Sonntag, 1. Oktober 2017

Zeichne ein Zeichen


Bitte zeichne mir Zeichen, sage ich, wie ein kleiner Prinz mal sagte "bitte zeichne mir ein Schaf". Und ich warte, warte in der alten Stadtmitte, an der Schwarzen Kirche
Schwarz heißt sie nicht, weil man, bis man schwarz wird, warten soll. Seit dem Feuer heißt sie so, dem großen Brand vor fast 330 Jahren, den wohl die Habsburger legten. Und wenn auch die letzte Sanierung Ruß abwusch; an mancher Stelle, mancher Seitenpforte zeigt er sich noch. 
Nein, schäfchenweiß, wie viele andere Kirchen, ist die Schwarze Kirche nicht.  
Und warte ich lange? Weiß nicht. Anders rauschen die Brunnen, anders rinnt hier die Zeit. 
Ein erster Baum plötzlich ohne Blätter. 
Ein Frostbiss gegen Morgen. 
September schon wieder vorbei. 
Dann: Linien oben. Was wollen sie zeichnen, Wolkenschaf? Wahlzettelkreuz? Ein V, ein X, ein U über der evangelischen Kirchentagskirche im orthodoxen Rumänien? 
Oder... Fische, zwei, ur-schlicht spitzmäulig küssend? 

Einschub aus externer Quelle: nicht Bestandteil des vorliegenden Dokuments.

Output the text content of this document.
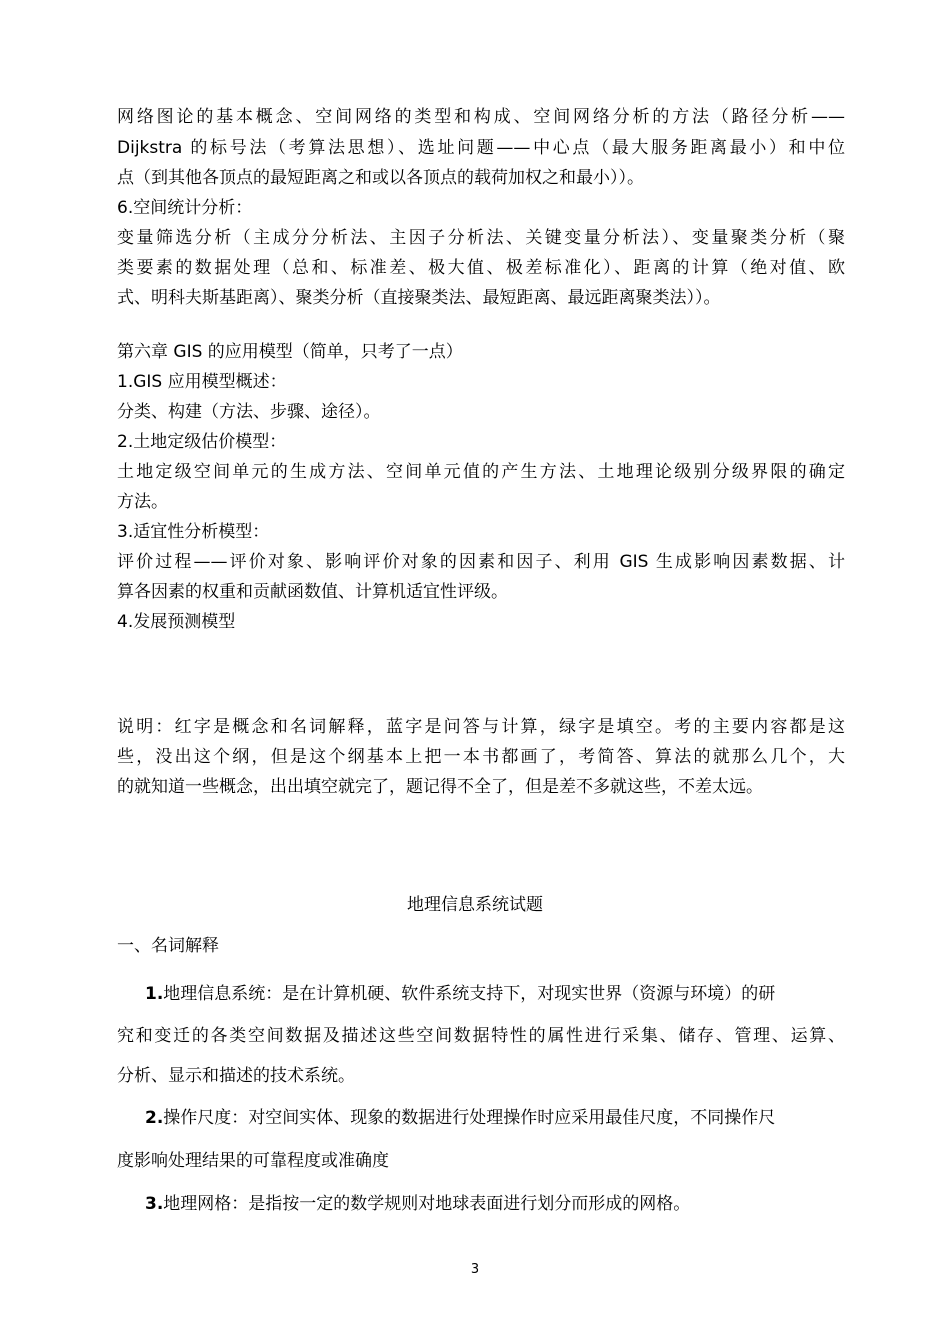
网络图论的基本概念、空间网络的类型和构成、空间网络分析的方法（路径分析——
Dijkstra 的标号法（考算法思想）、选址问题——中心点（最大服务距离最小）和中位
点（到其他各顶点的最短距离之和或以各顶点的载荷加权之和最小））。
6.空间统计分析：
变量筛选分析（主成分分析法、主因子分析法、关键变量分析法）、变量聚类分析（聚
类要素的数据处理（总和、标准差、极大值、极差标准化）、距离的计算（绝对值、欧
式、明科夫斯基距离）、聚类分析（直接聚类法、最短距离、最远距离聚类法））。
第六章 GIS 的应用模型（简单，只考了一点）
1.GIS 应用模型概述：
分类、构建（方法、步骤、途径）。
2.土地定级估价模型：
土地定级空间单元的生成方法、空间单元值的产生方法、土地理论级别分级界限的确定
方法。
3.适宜性分析模型：
评价过程——评价对象、影响评价对象的因素和因子、利用 GIS 生成影响因素数据、计
算各因素的权重和贡献函数值、计算机适宜性评级。
4.发展预测模型
说明：红字是概念和名词解释，蓝字是问答与计算，绿字是填空。考的主要内容都是这
些，没出这个纲，但是这个纲基本上把一本书都画了，考简答、算法的就那么几个，大
的就知道一些概念，出出填空就完了，题记得不全了，但是差不多就这些，不差太远。
地理信息系统试题
一、名词解释
1.地理信息系统：是在计算机硬、软件系统支持下，对现实世界（资源与环境）的研
究和变迁的各类空间数据及描述这些空间数据特性的属性进行采集、储存、管理、运算、
分析、显示和描述的技术系统。
2.操作尺度：对空间实体、现象的数据进行处理操作时应采用最佳尺度，不同操作尺
度影响处理结果的可靠程度或准确度
3.地理网格：是指按一定的数学规则对地球表面进行划分而形成的网格。
3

Einen Schmetterling? Kopflosen Engel? 
Nein. Entschuldigung. Engelkopf wartet, und wie guten Muts, schon an der nächsten Seitenpforte. 
Gerade gegenüber von... 
...nächsten Zeichen, Wand-hoch zusammengesteckten.
Wo nun also, was, wohin? Weiß nicht schon der kleine Prinz, dass es klug sein kann, nicht alles gar so genau mit den Augen zu wissen?

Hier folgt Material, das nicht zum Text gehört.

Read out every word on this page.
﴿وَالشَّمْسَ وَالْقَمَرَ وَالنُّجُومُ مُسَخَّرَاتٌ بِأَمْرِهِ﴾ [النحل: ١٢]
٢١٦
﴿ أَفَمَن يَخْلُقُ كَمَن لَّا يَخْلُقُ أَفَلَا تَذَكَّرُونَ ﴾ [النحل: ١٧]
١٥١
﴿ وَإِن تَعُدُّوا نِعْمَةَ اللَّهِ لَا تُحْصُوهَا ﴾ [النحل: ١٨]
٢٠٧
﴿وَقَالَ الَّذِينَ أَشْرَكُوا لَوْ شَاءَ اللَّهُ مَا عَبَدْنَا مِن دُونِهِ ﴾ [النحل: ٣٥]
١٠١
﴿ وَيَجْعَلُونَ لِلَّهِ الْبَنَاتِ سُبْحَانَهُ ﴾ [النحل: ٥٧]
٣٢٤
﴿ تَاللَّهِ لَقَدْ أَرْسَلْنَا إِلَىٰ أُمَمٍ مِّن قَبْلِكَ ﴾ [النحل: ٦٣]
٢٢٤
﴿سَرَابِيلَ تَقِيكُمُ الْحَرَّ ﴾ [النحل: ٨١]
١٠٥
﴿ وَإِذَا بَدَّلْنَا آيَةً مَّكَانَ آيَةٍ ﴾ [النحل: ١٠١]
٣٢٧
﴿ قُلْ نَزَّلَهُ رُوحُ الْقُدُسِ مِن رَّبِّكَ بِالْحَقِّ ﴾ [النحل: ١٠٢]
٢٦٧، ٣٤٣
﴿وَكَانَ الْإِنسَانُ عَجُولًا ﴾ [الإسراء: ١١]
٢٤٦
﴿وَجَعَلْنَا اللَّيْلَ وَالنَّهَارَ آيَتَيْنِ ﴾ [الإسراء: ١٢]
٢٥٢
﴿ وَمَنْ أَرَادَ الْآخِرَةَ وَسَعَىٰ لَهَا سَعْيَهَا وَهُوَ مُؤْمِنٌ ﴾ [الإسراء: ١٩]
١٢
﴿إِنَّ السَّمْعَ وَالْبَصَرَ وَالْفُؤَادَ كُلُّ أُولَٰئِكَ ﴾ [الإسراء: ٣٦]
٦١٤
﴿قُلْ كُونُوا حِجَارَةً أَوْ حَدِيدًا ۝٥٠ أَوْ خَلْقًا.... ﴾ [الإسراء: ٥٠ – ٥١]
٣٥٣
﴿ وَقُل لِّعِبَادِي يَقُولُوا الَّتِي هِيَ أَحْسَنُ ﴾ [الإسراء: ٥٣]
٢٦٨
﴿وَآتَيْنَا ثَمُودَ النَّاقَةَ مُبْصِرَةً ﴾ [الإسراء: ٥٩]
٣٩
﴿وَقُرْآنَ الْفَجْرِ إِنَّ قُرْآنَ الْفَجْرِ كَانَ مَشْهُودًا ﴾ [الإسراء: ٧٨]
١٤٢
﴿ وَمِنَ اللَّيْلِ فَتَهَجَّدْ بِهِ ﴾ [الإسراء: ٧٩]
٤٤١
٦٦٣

Zeichen von Arbeit jedenfalls, ja, gab es immer wieder. Wie das so ist, miles to walk noch Tage und Stunden vor dem Termin, vor dem Fest. Sandberge, Kieslaster auf dem offenen Kirch-Schul-Hof, Tuckern, Rattern, Schütten, mitten in der großen Pause.
Auch angestrichen hastig noch. Nicht potemkinsche Straßenzüge bis hin zu Marktobst aus Holz und Farbe, wie vor 30 Jahren für den Conducator. Aber neben neuem Kies gibt es an der Kirche ein Festzelt, natürlich.
Und Pinsel-Jagd vorher, auf Graffitizeichen.
Eins aber... überlebt.
Genau an der Kirchenmauer.
Gesegnet von höchster Stelle.
Ganz offenbar.
So wie, so oft, Musik. Gerade hier, in dieser Stadt.
Eine "Messe von Kronstadt" , nicht nur in, auch vor der Schwarzen Kirche zu erleben am Uraufführungsabend, dem 30. September. "Credo unum deum", geschrieben von fünf Komponisten aus unterschiedlichen Religionen und Orten. Und, ohne Berge einmal, ohne Blasmusik, ein sehr gegenwärtiges, bewegendes Stück Siebenbürgen. Wie die vielen teilnehmenden Musiker auch.

Drüben aber, wo er immer hinzeigt, der lange Arm des eben so reformations-gefeierten Honterus?
Da ist keine Kirche, sondern eine Schule. Auch das ein Zeichen. Das sehr zu deuten wohl diesen Prinzen-kleinen Zeichen-Traum sprengt. 
Und dort, wo jedenfalls der Ärmel hin-weist: in der oberen Etage, in der Aula des Honteruslyzeums, da ist an einem Montag Stadtschreiberinnen-Verabschiedung. Zum Hören und Sehen, mit Wort und Bild und auch Radiokunst. Schulpassend, mehr oder minder, zu einer mittäglichen Schulstundenzeit. Dabei offen für jeden. So steht es hier oder auch hinten hier.